Looking down at the ground, Alex could see Krol’s footsteps. He’d passed this way. Then he’d turned. The falling snow was covering his tracks. The whole area looked like a snow globe that had been left to sit. All quiet.
Alex came to the corner and stopped. He pressed the rifle into his shoulder, leaned out, and looked.
There was the entrance. There was Krol. The man had arrived, limping and shuffling as he did, at the guardhouse. He was talking to them, Alex could see. But they were out of earshot. The guards were patting him down. But there was no time to stand and watch.
Backing away, Alex looked around him. Athena hadn’t changed much in decades but now, under a few inches of snow, he couldn’t recognize much of anything. Finding himself an alley to sneak through, he decided to get as close as possible to the fence.
Alex walked past all the buildings, along a whole block and then another, checking every window and door.
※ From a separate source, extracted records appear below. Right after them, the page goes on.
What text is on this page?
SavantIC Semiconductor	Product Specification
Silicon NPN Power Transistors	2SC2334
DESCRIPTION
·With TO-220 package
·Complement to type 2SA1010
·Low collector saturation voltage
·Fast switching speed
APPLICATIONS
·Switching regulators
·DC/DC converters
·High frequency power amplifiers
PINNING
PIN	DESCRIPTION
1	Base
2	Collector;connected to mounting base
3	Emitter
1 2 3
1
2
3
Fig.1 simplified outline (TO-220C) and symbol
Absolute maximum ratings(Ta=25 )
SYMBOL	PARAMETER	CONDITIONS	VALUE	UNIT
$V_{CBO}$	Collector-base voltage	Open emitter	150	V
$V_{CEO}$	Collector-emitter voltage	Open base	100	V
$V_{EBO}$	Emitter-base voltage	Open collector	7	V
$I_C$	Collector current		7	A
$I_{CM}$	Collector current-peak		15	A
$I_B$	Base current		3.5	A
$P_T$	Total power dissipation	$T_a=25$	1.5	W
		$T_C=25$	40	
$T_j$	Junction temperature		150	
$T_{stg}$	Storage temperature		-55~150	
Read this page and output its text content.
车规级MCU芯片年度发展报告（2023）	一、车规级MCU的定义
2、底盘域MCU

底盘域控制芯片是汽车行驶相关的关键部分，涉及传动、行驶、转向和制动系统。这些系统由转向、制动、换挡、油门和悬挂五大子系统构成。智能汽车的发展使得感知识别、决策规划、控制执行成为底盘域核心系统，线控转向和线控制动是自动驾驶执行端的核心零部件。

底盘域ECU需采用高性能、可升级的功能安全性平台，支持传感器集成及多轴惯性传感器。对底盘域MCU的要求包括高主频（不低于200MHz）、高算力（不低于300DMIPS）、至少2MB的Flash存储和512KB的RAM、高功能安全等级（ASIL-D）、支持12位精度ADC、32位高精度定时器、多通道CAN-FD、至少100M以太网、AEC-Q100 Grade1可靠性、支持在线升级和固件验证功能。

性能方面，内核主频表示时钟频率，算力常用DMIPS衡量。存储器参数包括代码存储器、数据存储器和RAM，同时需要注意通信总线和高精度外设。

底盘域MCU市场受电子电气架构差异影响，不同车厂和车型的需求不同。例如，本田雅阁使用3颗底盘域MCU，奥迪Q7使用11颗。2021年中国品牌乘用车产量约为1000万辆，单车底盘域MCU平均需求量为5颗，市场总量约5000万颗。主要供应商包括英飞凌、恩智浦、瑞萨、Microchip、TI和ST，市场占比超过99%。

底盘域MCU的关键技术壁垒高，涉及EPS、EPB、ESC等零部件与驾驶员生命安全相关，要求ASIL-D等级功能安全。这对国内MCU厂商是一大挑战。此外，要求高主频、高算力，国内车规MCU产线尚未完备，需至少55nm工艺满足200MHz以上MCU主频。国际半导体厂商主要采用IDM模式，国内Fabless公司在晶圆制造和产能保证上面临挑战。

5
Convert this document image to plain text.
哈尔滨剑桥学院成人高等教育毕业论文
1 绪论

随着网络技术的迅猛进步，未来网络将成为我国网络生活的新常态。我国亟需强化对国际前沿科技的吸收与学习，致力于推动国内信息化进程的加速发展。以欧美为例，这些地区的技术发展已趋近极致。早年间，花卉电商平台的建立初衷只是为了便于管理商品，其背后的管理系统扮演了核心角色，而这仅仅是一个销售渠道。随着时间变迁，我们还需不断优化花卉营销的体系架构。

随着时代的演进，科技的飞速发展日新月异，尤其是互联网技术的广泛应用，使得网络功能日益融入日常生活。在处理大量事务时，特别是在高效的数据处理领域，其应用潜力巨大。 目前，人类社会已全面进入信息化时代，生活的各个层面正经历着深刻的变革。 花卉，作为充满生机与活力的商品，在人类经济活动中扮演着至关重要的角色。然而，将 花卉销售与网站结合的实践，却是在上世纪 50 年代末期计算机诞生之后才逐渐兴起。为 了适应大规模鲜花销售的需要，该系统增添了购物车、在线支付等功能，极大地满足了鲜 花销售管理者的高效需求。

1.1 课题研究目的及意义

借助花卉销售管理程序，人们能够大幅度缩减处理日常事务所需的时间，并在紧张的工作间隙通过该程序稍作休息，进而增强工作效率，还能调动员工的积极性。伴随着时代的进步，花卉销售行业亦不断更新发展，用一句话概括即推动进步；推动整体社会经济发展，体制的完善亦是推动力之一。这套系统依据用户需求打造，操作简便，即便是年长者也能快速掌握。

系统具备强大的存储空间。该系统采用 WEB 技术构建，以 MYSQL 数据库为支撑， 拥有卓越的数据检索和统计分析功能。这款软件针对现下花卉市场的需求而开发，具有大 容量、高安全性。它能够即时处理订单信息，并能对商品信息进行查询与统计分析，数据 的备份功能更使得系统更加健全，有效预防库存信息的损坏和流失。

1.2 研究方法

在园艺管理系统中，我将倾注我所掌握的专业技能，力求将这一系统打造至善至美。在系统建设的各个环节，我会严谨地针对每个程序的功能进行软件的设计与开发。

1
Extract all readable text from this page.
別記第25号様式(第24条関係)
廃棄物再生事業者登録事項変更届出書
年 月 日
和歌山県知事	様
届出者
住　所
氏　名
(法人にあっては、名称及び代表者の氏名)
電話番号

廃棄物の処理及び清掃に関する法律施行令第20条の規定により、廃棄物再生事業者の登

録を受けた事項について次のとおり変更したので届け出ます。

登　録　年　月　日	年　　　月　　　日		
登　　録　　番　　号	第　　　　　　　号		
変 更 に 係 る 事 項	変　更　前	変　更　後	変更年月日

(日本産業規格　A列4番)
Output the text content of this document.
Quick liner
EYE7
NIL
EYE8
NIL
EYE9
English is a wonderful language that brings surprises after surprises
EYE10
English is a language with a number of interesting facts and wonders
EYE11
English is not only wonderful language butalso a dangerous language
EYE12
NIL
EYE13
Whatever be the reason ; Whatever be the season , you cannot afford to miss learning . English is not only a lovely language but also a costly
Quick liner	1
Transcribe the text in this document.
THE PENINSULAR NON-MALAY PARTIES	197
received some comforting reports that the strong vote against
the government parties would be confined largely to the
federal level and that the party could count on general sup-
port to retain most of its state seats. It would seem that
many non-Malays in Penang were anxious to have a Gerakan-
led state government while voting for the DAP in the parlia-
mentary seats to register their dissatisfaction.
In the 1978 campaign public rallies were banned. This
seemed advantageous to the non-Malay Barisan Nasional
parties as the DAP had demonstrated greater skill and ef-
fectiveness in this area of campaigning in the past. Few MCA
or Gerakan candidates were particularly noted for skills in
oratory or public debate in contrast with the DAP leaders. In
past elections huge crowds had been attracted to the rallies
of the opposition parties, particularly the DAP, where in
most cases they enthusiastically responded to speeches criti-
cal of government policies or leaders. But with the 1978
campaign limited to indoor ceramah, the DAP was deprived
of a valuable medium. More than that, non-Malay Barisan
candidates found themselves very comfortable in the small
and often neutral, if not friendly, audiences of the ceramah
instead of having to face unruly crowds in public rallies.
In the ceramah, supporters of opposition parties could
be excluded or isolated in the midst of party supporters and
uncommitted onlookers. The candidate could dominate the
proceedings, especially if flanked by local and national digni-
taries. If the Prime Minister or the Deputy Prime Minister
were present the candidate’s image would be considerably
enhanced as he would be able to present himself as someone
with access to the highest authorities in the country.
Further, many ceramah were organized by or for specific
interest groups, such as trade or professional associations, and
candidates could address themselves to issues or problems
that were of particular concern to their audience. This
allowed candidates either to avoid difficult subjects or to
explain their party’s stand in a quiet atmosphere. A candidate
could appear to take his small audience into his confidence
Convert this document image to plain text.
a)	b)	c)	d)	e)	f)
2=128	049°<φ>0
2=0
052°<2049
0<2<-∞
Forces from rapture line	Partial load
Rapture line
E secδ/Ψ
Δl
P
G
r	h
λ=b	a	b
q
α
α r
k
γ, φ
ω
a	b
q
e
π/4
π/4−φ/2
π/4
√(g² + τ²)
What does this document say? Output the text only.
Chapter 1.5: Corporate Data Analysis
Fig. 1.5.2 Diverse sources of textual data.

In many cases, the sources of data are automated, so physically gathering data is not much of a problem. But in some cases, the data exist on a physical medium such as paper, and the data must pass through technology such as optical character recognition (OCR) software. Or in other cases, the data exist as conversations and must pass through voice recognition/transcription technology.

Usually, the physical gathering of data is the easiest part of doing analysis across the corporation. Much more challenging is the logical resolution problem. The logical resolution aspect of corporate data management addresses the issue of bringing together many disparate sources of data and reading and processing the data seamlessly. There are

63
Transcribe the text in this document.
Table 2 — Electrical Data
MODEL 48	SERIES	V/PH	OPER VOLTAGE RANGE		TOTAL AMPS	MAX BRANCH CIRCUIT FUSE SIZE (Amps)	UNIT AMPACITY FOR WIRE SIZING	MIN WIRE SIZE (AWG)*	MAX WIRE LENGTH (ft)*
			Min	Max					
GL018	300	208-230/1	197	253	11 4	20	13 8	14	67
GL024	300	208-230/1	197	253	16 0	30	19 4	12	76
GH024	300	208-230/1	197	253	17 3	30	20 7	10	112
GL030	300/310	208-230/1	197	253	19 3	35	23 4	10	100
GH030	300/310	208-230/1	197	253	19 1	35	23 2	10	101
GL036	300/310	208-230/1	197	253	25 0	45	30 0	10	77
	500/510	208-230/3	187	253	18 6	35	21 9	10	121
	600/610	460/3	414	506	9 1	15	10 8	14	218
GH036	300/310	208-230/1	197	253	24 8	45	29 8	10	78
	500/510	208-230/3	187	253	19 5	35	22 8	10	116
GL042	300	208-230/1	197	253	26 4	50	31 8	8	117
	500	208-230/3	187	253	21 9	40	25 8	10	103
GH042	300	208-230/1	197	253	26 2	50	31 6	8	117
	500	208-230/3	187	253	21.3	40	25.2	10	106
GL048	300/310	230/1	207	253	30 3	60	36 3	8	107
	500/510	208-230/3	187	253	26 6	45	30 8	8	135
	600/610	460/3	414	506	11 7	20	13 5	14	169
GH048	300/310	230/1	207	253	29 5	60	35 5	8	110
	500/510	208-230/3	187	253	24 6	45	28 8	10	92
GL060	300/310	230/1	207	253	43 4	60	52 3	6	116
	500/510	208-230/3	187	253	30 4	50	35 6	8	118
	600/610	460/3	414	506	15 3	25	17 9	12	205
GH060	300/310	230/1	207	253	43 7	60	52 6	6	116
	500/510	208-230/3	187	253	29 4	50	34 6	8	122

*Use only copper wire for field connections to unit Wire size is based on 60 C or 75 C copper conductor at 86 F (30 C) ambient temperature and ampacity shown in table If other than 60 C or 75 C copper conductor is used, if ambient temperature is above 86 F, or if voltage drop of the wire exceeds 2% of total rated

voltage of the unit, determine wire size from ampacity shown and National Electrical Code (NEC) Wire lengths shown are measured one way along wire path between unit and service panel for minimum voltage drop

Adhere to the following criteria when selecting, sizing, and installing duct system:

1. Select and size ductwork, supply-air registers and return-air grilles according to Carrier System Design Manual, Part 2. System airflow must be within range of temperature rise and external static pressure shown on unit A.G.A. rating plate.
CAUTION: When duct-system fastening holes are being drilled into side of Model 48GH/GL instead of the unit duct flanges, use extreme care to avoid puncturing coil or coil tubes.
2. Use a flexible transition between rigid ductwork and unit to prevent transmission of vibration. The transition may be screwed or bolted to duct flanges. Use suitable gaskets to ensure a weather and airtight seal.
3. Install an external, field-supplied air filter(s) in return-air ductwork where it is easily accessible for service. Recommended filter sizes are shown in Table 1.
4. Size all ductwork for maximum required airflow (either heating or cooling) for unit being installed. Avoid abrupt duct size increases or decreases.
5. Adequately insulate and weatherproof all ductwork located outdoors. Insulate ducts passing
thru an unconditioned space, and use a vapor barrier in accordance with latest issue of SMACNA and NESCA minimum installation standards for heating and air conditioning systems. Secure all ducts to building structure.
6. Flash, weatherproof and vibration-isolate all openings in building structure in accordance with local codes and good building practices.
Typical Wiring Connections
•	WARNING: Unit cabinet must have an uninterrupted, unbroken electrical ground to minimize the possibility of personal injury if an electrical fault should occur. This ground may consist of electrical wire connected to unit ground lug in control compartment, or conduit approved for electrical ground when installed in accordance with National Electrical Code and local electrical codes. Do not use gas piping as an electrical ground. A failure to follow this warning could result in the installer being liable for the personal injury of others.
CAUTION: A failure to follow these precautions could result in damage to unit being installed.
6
Anytime a building was connected to the fence, anytime it backed onto the compound, the entrances had been sealed shut.
But he had to keep looking. Getting through the main entrance wasn’t possible. Getting over the fence wasn’t possible. Alex had to find a way in through the buildings. Luckily, he knew the town. As it seemed most of Athena had stayed the same – the skeletal infrastructure, at least – that meant heading for the tallest structures around.
On the fourth block, the cold starting creep through his jacket, Alex found his way to the school. It was a few stories tall, long enough to cover half a block, with sections of the building backing on to the fence. It might not have been inside the compound but, if he could get high enough, he might be overlooking Levine’s territory from high up.
Then he could jump.
Alex didn’t like the thought. But he was running out of options. He was running out of time.
He walked around the school. Just like all the others, it had been boarded up. Every door and every window, all sealed. There had to be a way in. They couldn’t have covered everything.
Then he saw it. A cellar door built into the sidewalk. Alex could see the steel plating at the foot of the wall. It was covered in snow that he brushed aside with his feet. There they were, a pair of doors, guarding the entrance to the school basement. The only problem was the padlock locking them together.